Der US-amerikanische Eis-Hersteller Häagen-Dasz wird kein Vanille-Aroma einsetzen, das von Hefekulturen mit künstlicher DNA erzeugt wurde. Das meldete die Umweltorganisation Friends of Earth (FoE), die in den USA seit längerem gegen die Synbio-Vanille der Schweizer Firma Evolva zu Felde zieht. Im Zuge der Kampagne hatte FoE bekannte Eis-Hersteller wie Häagen-Dasz im Namen eines breiten Bündnisses von Umweltgruppen angeschrieben und für einen Verzicht auf Synbio-Vanille geworben. Wie FoE mitteilte, haben nun die Konzerne Nestlé und General Mills, die sich die Markenrechte an Häagen-Dasz teilen, schriftlich zugesagt, für diese Marke auf Synbio-Vanille zu verzichten. Auch einige andere US-Eisproduzenten haben sich dem angeschlossen.
Das US-Onlinemagazin Grist kommentierte kritisch, dass sich die Umweltverbände gezielt an Hersteller hochpreisiger Eiscremes gewandt hätten, bei denen die Verwendung natürlicher Zutaten wie echter Vanille zum Markenzeichen gehöre.

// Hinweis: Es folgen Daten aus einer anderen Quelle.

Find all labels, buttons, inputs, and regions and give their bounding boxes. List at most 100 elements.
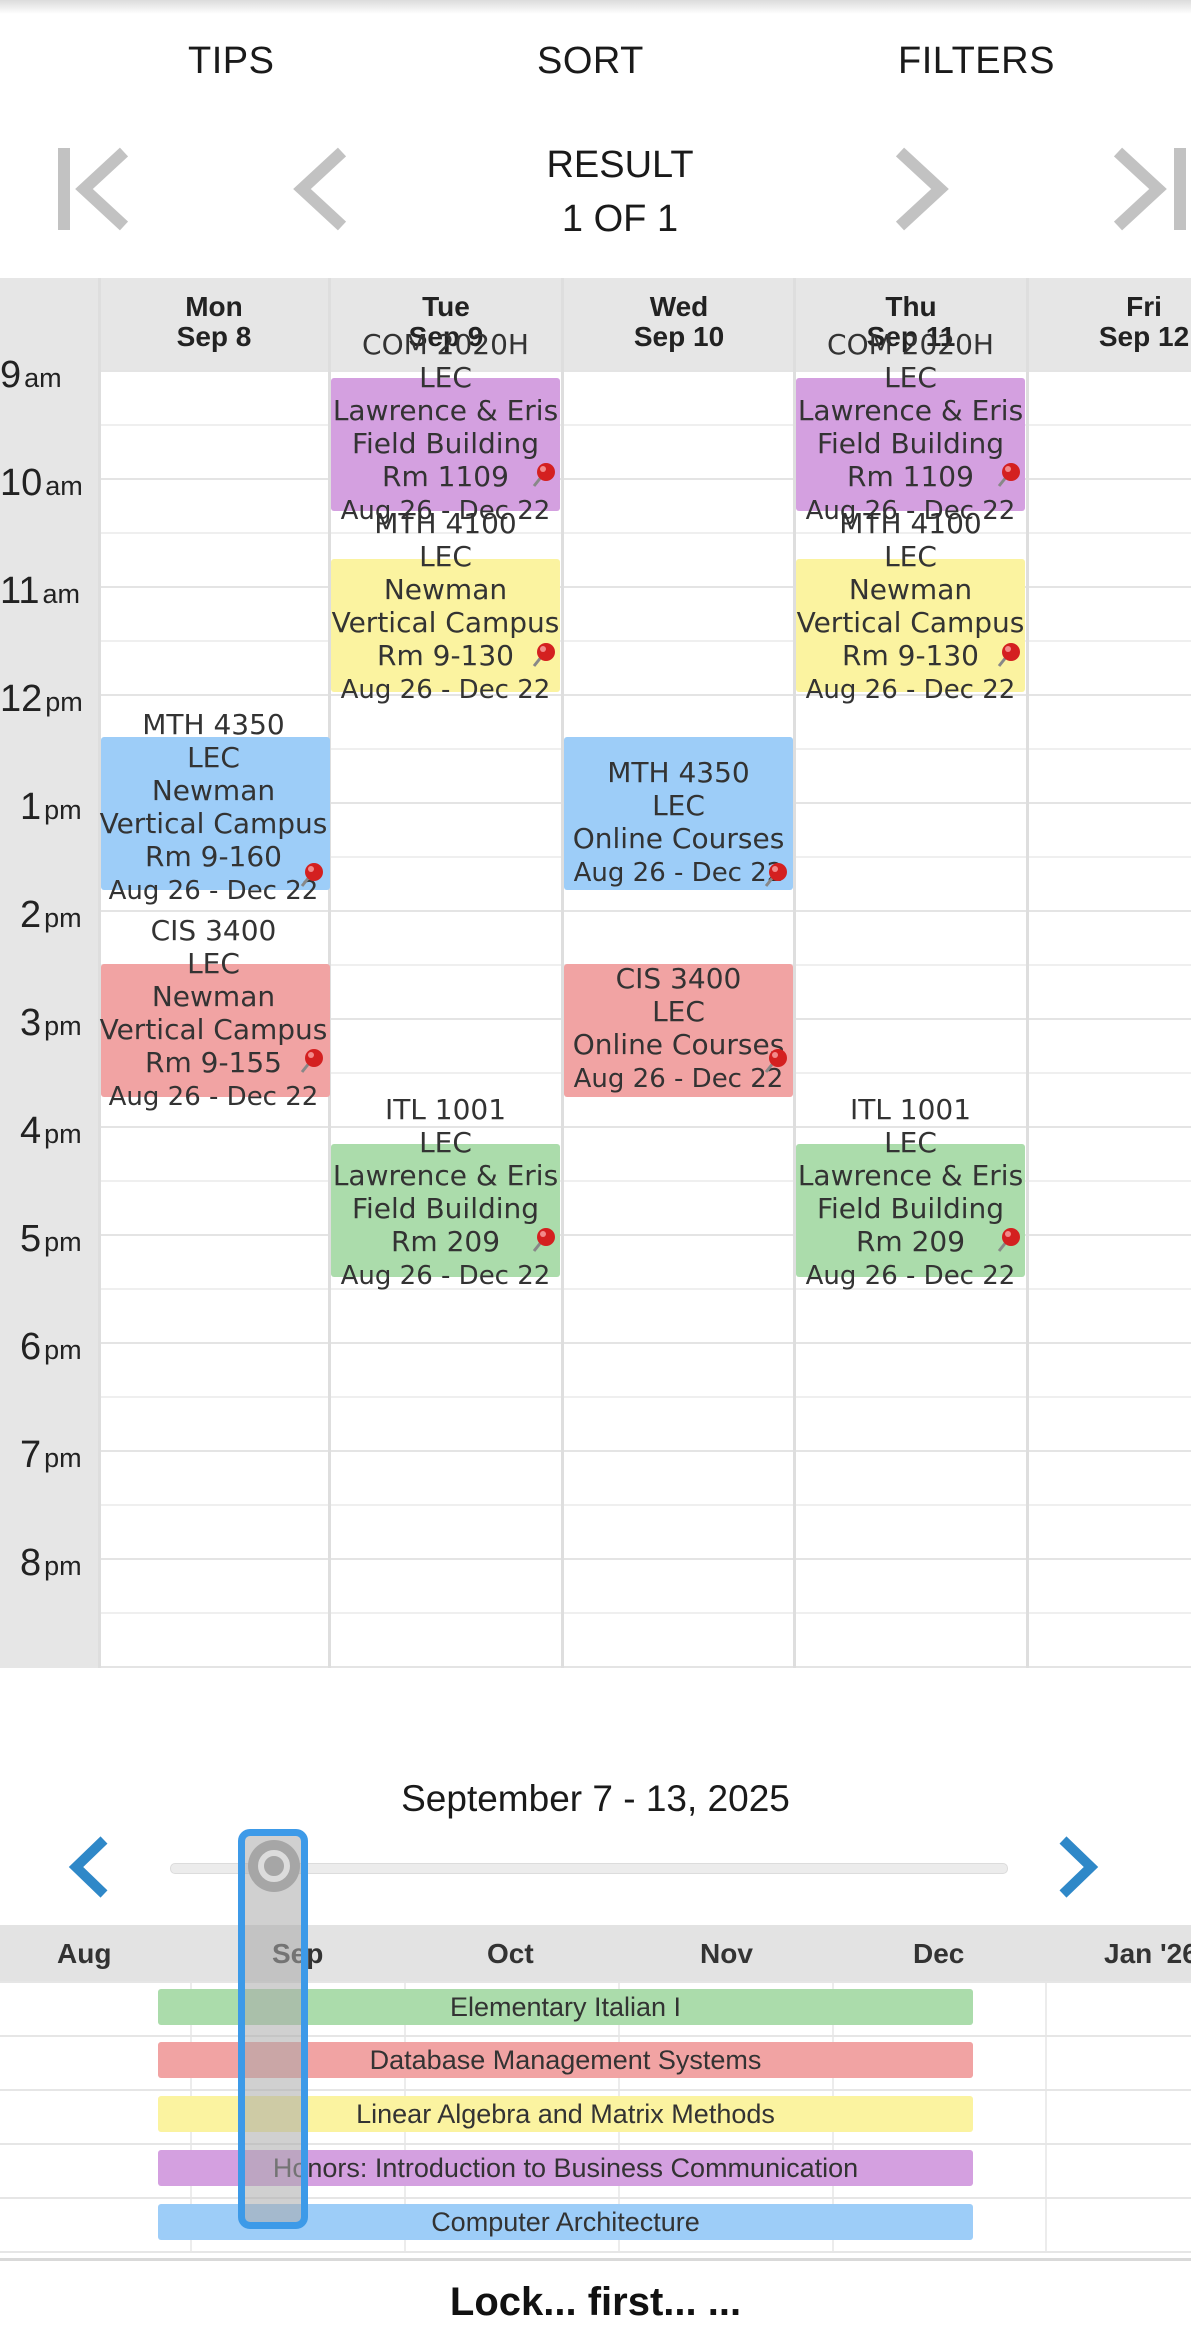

FoE hatte dies damit begründet, dass Evolva explizit damit werbe, die Synbio-Vanille könne als natürliche Zutat ausgelobt werden.
Das US-Onlinemagazin Mother Jones zitierte einen Evolva-Sprecher mit der Aussage, dass echte Vanille aus Madagaskar nur ein Prozent des Marktes ausmache, während 99 Prozent auf chemisch hergestelltes Vanillin entfielen. „Unser Focus richtet sich auf diese 99 Prozent.“ Im Vergleich zu diesem Vanillin sei Synbio-Vanille die bessere Alternative.
Bleibt die Frage, wann hierzulande jemand die Eiskonzerne Nestlé (Mövenpick, Schöller) und Unilever (Langnese) fragt, wie sie es denn künftig mit Synbio-Vanille halten.